The Man in the Fog (HEATH, CRANTON) is a book that I find exceedingly hard to classify. Its author, Mr. HARRY TIGHE, has several previous stories to his credit, all of which seem to have moved the critics to pleasant sayings. But for my own part I have frankly to confess that I found The Man in the Fog somewhat wheezy company. The Man of the title was a kind of Northern Joseph, dismissed from a promising partnership with Potiphar after a domestic intrigue on the lines of the original. The fog happens when, years later, he meets the daughter of Mrs. Potiphar returning to her mother's house, and (at the risk of the poor girl catching her death) detains her on the front step with foggy allusions to the mysterious past. I may mention that his own conduct in the interval had been such as I can only regard as a lamentable relapse from the altitude of the earlier chapters. But it is all vastly serious—it would perhaps be unkind to say sententious—and wholly unruffled by the faintest suggestion of comedy. For which reason I should never be startled to learn that HARRY TIGHE was either youthful, Scotch, or female (or indeed, for that matter, all three). In any case I can only hope that he, or she, will not resent my parting advice to cultivate a somewhat lighter touch, and the selection of such words as come easily from the tongue. Some of the dialogue in the present book is painfully unhuman.

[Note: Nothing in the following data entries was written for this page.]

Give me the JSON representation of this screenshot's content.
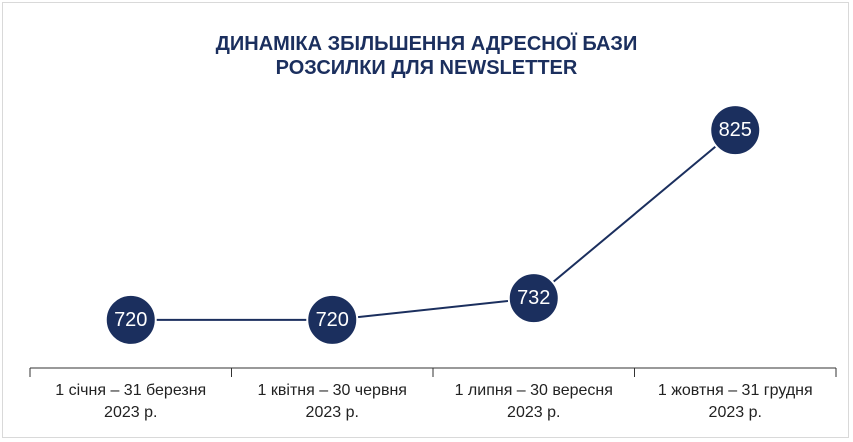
{
  "chart_data": {
    "type": "line",
    "title": "ДИНАМІКА ЗБІЛЬШЕННЯ АДРЕСНОЇ БАЗИ\nРОЗСИЛКИ ДЛЯ NEWSLETTER",
    "categories": [
      "1 січня – 31 березня\n2023 р.",
      "1 квітня – 30 червня\n2023 р.",
      "1 липня – 30 вересня\n2023 р.",
      "1 жовтня – 31 грудня\n2023 р."
    ],
    "values": [
      720,
      720,
      732,
      825
    ],
    "color": "#1b2f5e",
    "ylim": [
      700,
      840
    ]
  }
}
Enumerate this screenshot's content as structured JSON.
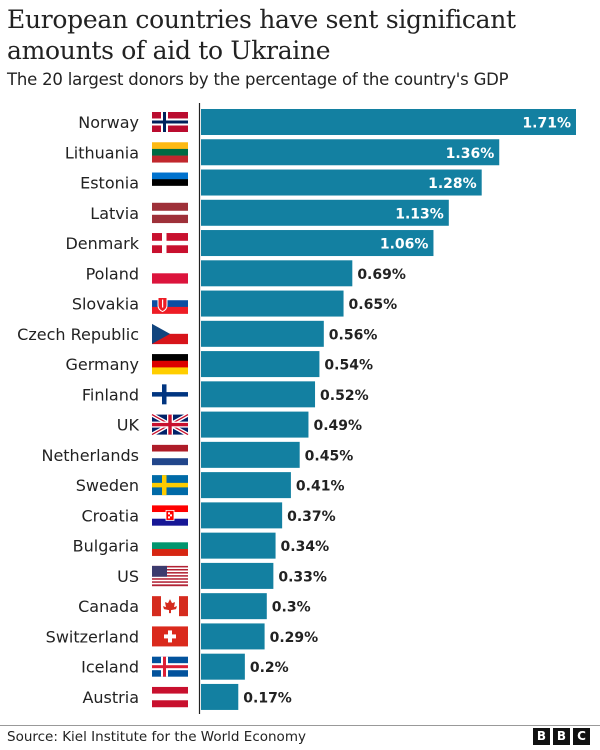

"GOD BLESS THE OLD WOMAN! SHE IS THOUGHTFUL. I TOLD 'ER THERE WAS ICE IN THE TRENCHES THE LARST TIME I WROTE, AND I'M BLEST IF SHE 'ASN'T SENT ME A PAIR OF SKATES!"


A Great Problem Solved.

Some carry their season tickets in their hat-bands, others fasten them on their wrists, others wear them attached to cords. A correspondent writes:—

"In my own overcoat I find an ingenious arrangement excellently suited for the purpose of carrying a season ticket, so that it shall be at once secure and easily accessible. The tailor has made a horizontal slit, about two-and-a-half inches wide, in the right side of the coat, and cunningly inserted a small rectangular bag or pouch of linen, the whole thing being strongly stitched and neatly finished off with a flap. It makes an admirable receptacle for a season ticket of ordinary dimensions, and I recommend this contrivance to those who may not be acquainted with it."


"Well-fed as we are at home, and conscious that the men who are fighting our battles are the best provisioned forces who ever took the field, we can contemplate the continuance of the coldest weather for twenty years with equanimity."—Daily Chronicle.

Or even for the duration of the War.